In the winter of 2016, as word spread that North Korean authorities were holding 22-year-old American Otto Warmbier for “hostile acts,” 58 year-old Jeffrey Fowle was watching news reports about the incident, perhaps more closely than most Americans.
“I was surprised that there was someone else getting caught up in the system again already,” he told VOA at his home in rural Ohio, about 80 kilometers from the Warmbier’s residence in Wyoming.
But Fowle and Otto Warmbier have more in common than just the state they call home.
The “system” Fowle refers to is North Korea, where in 2014, he participated in a tour sanctioned by the reclusive communist government, similar to the one Warmbier joined in 2016.
“The North Koreans lure Americans to travel to North Korea via tour groups operating in China, who advertise slick ads on the internet proclaiming no American ever gets detained off of our tours, and this is a safe place to go,” Otto’s father Fred Warmbier told journalists at a press conference last week in Wyoming, detailing what he knew about his son’s detention.
But Fowle says he wasn’t lured by the advertising, nor discouraged by North Korea’s history of holding Americans. “I like visiting out-of-the-way places,” he says, citing trips to Mongolia and Russia, where his wife is from.
An “out-of-the-way” place on Fowle’s North Korea itinerary was the northern port city of Chongjin, where he decided to leave a Korean-English bible in the bathroom of a nightclub.
“I understood it would be frowned on by the government,” but Fowle says that wasn’t enough to stop him. “Jesus says to take the gospel into all corners of the world. I was trying to do my part by taking one bible to some small corner of the world.”
He was questioned the next day by the tour group operator and North Korean guides, but Fowle wasn’t immediately arrested, and continued on the rest of the tour. Two days later, he was stopped at the airport in Pyongyang on his way out of the country.
“Going through the exit process at the airport is when they detained me, which is standard MO (modus operandi) for the North Koreans,” says Fowle. “They wait until you get to the airport and it’s always the place where you get picked up.”
He was whisked away to confinement, first at the Yanggakdo Hotel in Pyongyang, then several weeks later at a North Korean “guest house” somewhere near the capital city, where he says he was isolated, but not mistreated, while authorities interrogated him about his bible, and coerced his confession.
“It was mentally and emotionally straining,” he told VOA. “It was not physically abusive at all.”
The greatest strain for Fowle was the uncertainty of how his family back in Ohio was dealing with his absence.
“I didn’t know what was happening back here.
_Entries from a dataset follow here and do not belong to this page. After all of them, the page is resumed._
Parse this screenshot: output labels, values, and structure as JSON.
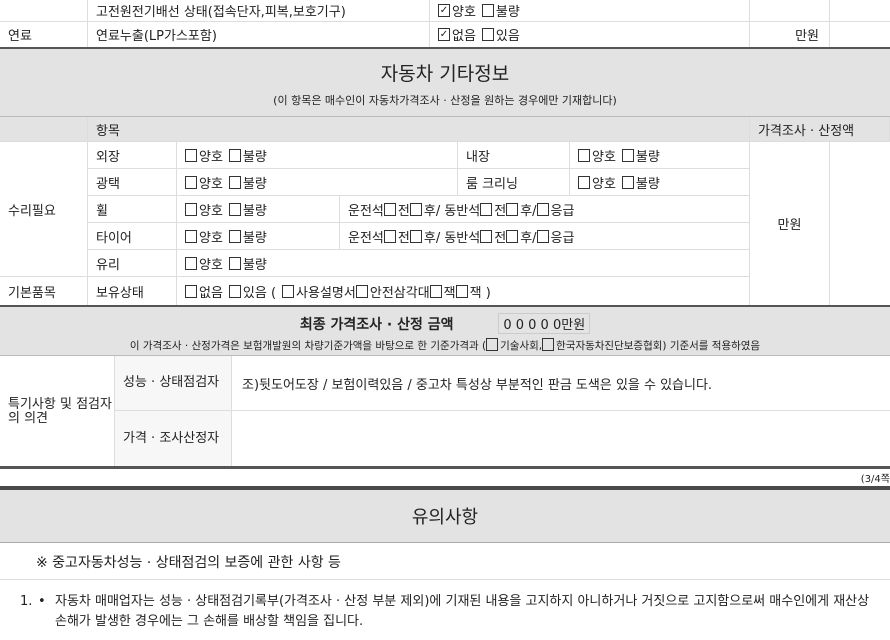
{
  "top_rows": [
    {
      "category": "",
      "item": "고전원전기배선 상태(접속단자,피복,보호기구)",
      "options": [
        {
          "label": "양호",
          "checked": true
        },
        {
          "label": "불량",
          "checked": false
        }
      ],
      "price": ""
    },
    {
      "category": "연료",
      "item": "연료누출(LP가스포함)",
      "options": [
        {
          "label": "없음",
          "checked": true
        },
        {
          "label": "있음",
          "checked": false
        }
      ],
      "price": "만원"
    }
  ],
  "other_info": {
    "title": "자동차 기타정보",
    "subtitle": "(이 항목은 매수인이 자동차가격조사 · 산정을 원하는 경우에만 기재합니다)",
    "header_item": "항목",
    "header_price": "가격조사 · 산정액",
    "price_unit": "만원",
    "repair_label": "수리필요",
    "basic_label": "기본품목",
    "good": "양호",
    "bad": "불량",
    "exterior": "외장",
    "interior": "내장",
    "gloss": "광택",
    "room_cleaning": "룸 크리닝",
    "wheel": "휠",
    "tire": "타이어",
    "glass": "유리",
    "wheel_detail": [
      "운전석",
      "전",
      "후/ 동반석",
      "전",
      "후/",
      "응급"
    ],
    "possession": "보유상태",
    "none": "없음",
    "have": "있음 (",
    "manual": "사용설명서",
    "triangle": "안전삼각대",
    "jack": "잭",
    "spanner": "잭 )"
  },
  "final": {
    "title": "최종 가격조사 · 산정 금액",
    "amount": "0 0 0 0 0",
    "unit": "만원",
    "note_pre": "이 가격조사 · 산정가격은 보험개발원의 차량기준가액을 바탕으로 한 기준가격과 (",
    "opt1": "기술사회,",
    "opt2": "한국자동차진단보증협회) 기준서를 적용하였음"
  },
  "remarks": {
    "label": "특기사항 및 점검자의 의견",
    "inspector": "성능 · 상태점검자",
    "inspector_text": "조)뒷도어도장 / 보험이력있음 / 중고차 특성상 부분적인 판금 도색은 있을 수 있습니다.",
    "appraiser": "가격 · 조사산정자",
    "appraiser_text": ""
  },
  "page": "(3/4쪽",
  "notice": {
    "title": "유의사항",
    "subtitle": "※ 중고자동차성능 · 상태점검의 보증에 관한 사항 등",
    "items": [
      {
        "num": "1.",
        "text": "자동차 매매업자는 성능 · 상태점검기록부(가격조사 · 산정 부분 제외)에 기재된 내용을 고지하지 아니하거나 거짓으로 고지함으로써 매수인에게 재산상 손해가 발생한 경우에는 그 손해를 배상할 책임을 집니다."
      }
    ]
  }
}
That was the worst of it.”
Fowle explained that during his ordeal, his family followed the recommendations of diplomats trying to secure his release.
“The State Department usually advises people to limit your contacts and say as little as possible because apparently of it getting back to North Korea and making things worse for the detainees.”
His friends and family gained some assurance of his condition during the limited public appearances North Korean orchestrated with the media.
“That was pretty tightly controlled and I was coached – given guidelines on what to say.”
But away from the cameras, Fowle remained in isolation with almost no contact with the outside world. He spent months worrying about the welfare of his family and wondering what the North Koreans wanted from him and the U.S. government --- something he tried to get his interpreter, a man he called “Mr. Jo," to reveal.
“He wouldn’t come up with an answer,” Fowle recalled. “I said what about a U.S. commando raid on this facility here? And he kind of said, no – not that.”
Ultimately, it was not a raid, but Swedish diplomacy that led to his release in October 2014, after spending six months in North Korea.
In the dark of night, the U.S. government jet that escorted him from North Korea delivered him back to his waiting family at Wright Patterson Air Force Base in Dayton, not far from his Miamisburg, Ohio home.
He was eventually welcomed back to his job as an employee of the city of Moraine, Ohio, and eagerly returned to his church that helped his family through the ordeal.
Three years later, Fowle reflects that the episode brought his family closer together, and today, he has no regrets.
“People have asked me if I could snap my fingers and go back and erase that whole incident, would you do it? And at this point, I would say no.”
Fowle believes the North Koreans never intended to harm him, or the other Americans detained during his time there.
But in the wake of Otto Warmbier's "humanitarian release" by North Korea on June 13, Fowle is struggling to come to terms with what happened during the college student's detention that led to severe brain damage, and ultimately, his death.
“Under the circumstances, I’m troubled, and we’ve got a whole lot of questions as to what was going on in his specific case.”
Fowle says Otto Warmbier’s ordeal should be a cautionary tale for Americans considering traveling to North Korea.
“Not in today’s current political climate. I say it up and down, I do not recommend it to anybody right now.”
While they have not met, Fowle says his family continues to pray for the Warmbiers, and the three other Americans still detained in North Korea.